Улыбался Болтнев, улыбка не сходила с лица майора Кротова, даже всегда суровый полковник Лаврищев позволил себе скупую улыбку. Не улыбались только разведчики. Накопившаяся усталость буквально валила с ног. Раненым ввели обезболивающие препараты, и теперь их клонило в сон. Исхудавшие, в грязной и изодранной в лесу одежде, сверкающие белизной свежих бинтов, они сейчас не производили впечатления грозной силы, какой были совсем недавно, во время боя. Но в то же время даже от их спокойствия возникало подспудное чувство опасности. Комендант – профессионал высокого класса, имеющий за плечами опыт трех войн и два военных образования, еще с первой встречи с «каскадерами», когда группу передали в его оперативное подчинение, не раз ловил себя на мысли, что не хотелось бы ему получить приказ об уничтожении команды Седого.

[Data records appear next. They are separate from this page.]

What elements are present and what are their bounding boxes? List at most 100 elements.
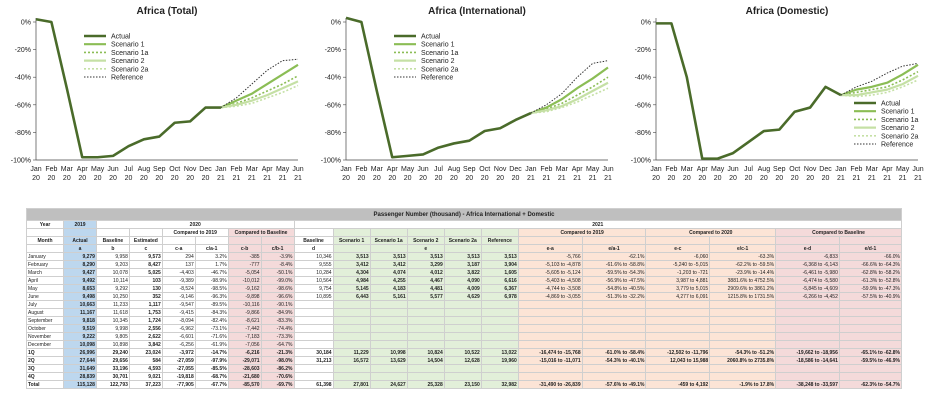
group-2021-compared-2019: Compared to 2019 [517,228,647,237]
table-cell: 3881.6% to 4752.5% [709,276,777,285]
column-header [227,236,262,245]
table-cell: 10,284 [293,268,334,277]
table-cell: -29,071 [227,356,262,365]
table-cell: -5,605 to -5,124 [517,268,583,277]
table-cell: 10,346 [293,252,334,261]
x-tick-month: Apr [387,166,399,173]
column-header: Scenario 1 [332,236,371,245]
table-cell: 4,009 [443,284,482,293]
table-cell: -9,415 [161,308,196,317]
table-cell: -12,502 to -11,796 [645,348,711,357]
y-tick-label: -100% [321,158,341,165]
x-tick-year: 21 [263,175,271,182]
table-cell: 3.2% [194,252,229,261]
table-cell [709,300,777,309]
table-row: Compared to 2019 Compared to Baseline Comp… [26,228,902,237]
table-cell: -6,216 [227,348,262,357]
x-tick-month: May [896,166,910,173]
chart-africa-domestic: Africa (Domestic) 0% -20% -40% -60% -80% -100%… [620,0,931,200]
table-cell: -7,183 [227,332,262,341]
table-cell: 6,367 [480,284,519,293]
x-tick-month: Feb [230,166,242,173]
table-cell: 6,443 [332,292,371,301]
table-cell [838,316,902,325]
group-2021-compared-baseline: Compared to Baseline [775,228,902,237]
legend-label: Scenario 2a [881,133,918,140]
column-header [709,236,777,245]
table-cell: 4,012 [406,268,445,277]
table-cell [406,340,445,349]
chart-svg: Africa (Domestic) 0% -20% -40% -60% -80% -100%… [631,6,924,182]
y-tick-label: -60% [325,102,341,109]
table-cell [332,300,371,309]
table-cell: -9,146 [161,292,196,301]
x-tick-month: Apr [882,166,894,173]
table-cell: 26,996 [63,348,97,357]
table-cell [517,372,583,381]
table-row: December 10,098 10,898 3,842 -6,256 -61.9% -7,… [26,340,902,349]
x-tick-month: Nov [184,166,197,173]
series-line-actual [35,17,221,159]
legend-label: Scenario 2 [111,58,145,65]
table-cell [645,316,711,325]
table-cell: 3,513 [369,252,408,261]
x-tick-month: Mar [681,166,694,173]
x-tick-month: May [91,166,105,173]
table-cell [709,364,777,373]
table-cell: 3,187 [443,260,482,269]
table-cell [581,316,647,325]
x-tick-year: 20 [155,175,163,182]
table-cell: -69.7% [260,380,295,389]
column-header: Scenario 2 [406,236,445,245]
table-cell: 9,958 [95,252,130,261]
table-cell: 14,504 [406,356,445,365]
table-cell [293,372,334,381]
column-header [194,236,229,245]
table-cell [369,372,408,381]
x-tick-year: 20 [481,175,489,182]
series-line-scenario-2 [840,74,919,97]
table-cell [709,372,777,381]
table-cell: 33,196 [95,364,130,373]
row-label: December [26,340,65,349]
table-cell [293,324,334,333]
table-cell: 1,117 [128,300,163,309]
table-cell [645,340,711,349]
table-cell: 8,290 [63,260,97,269]
table-cell: -89.5% [194,300,229,309]
table-cell: -85,570 [227,380,262,389]
legend-label: Actual [421,34,441,41]
x-tick-month: Jun [727,166,738,173]
table-cell [332,340,371,349]
table-cell: -56.9% to -47.5% [581,276,647,285]
x-tick-year: 21 [294,175,302,182]
table-row: 3Q 31,649 33,196 4,593 -27,055 -85.5% -28,603-… [26,364,902,373]
column-header: Baseline [293,236,334,245]
y-tick-label: -20% [15,47,31,54]
table-cell: -23.9% to -14.4% [709,268,777,277]
x-tick-month: Jan [215,166,226,173]
table-cell [517,364,583,373]
table-cell [369,364,408,373]
table-cell: -38,248 to -33,597 [775,380,840,389]
column-header: Baseline [95,236,130,245]
y-tick-label: -40% [15,75,31,82]
table-cell: 1,724 [128,316,163,325]
table-cell: -10,012 [227,276,262,285]
column-header: Reference [480,236,519,245]
table-cell [838,300,902,309]
row-label: January [26,252,65,261]
x-tick-month: Mar [556,166,569,173]
table-cell [443,324,482,333]
table-cell [95,228,130,237]
table-cell: -18,586 to -14,641 [775,356,840,365]
table-cell: 2060.8% to 2735.8% [709,356,777,365]
x-tick-year: 20 [760,175,768,182]
column-formula [480,244,519,253]
table-cell: -96.6% [260,292,295,301]
column-formula: c/a-1 [194,244,229,253]
table-cell [838,372,902,381]
x-tick-month: Jan [340,166,351,173]
column-formula: e/c-1 [709,244,777,253]
year-2019: 2019 [63,220,97,229]
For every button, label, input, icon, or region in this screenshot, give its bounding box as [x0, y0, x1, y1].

Он молча пожал руку каждому разведчику и приказал идти отдыхать. Только Седому велел остаться. Кивком головы комендант отпустил и офицеров комендатуры. Седой сел за приставной стол, поставив автомат между ног. Лаврищев сел напротив и, подмигнув разведчику, жестом фокусника достал откуда-то из-под стола бутылку коньяка «Дербент». Пошарив еще, извлек плитку шоколада и лимон.
– Как рана, болит? – спросил он.
– Да нету раны, сильный ушиб только, – ответил Седой. – Кровоподтек в области сердца размером с блюдце. Доктор наширял мне кучу уколов, сейчас вообще не болит. Левая рука вот чего-то барахлит… – Он слегка пошевелил пальцами руки.
– Может, все-таки в госпиталь?
– Нет, не поеду. День-два – и все пройдет. В первый раз, что ли?
Лаврищев вспомнил, как впервые увидел тело Седого в бане. Он был поражен не его мощью, хотя было бы не стыдно показать его и на конкурсе культуристов. Поразили его страшные отметины войны, покрывающие это тело с ног до головы. Множество шрамов от пулевых и осколочных ранений составляли как бы атлас боевых действий их носителя на огромных пространствах от Афганистана до Чечни.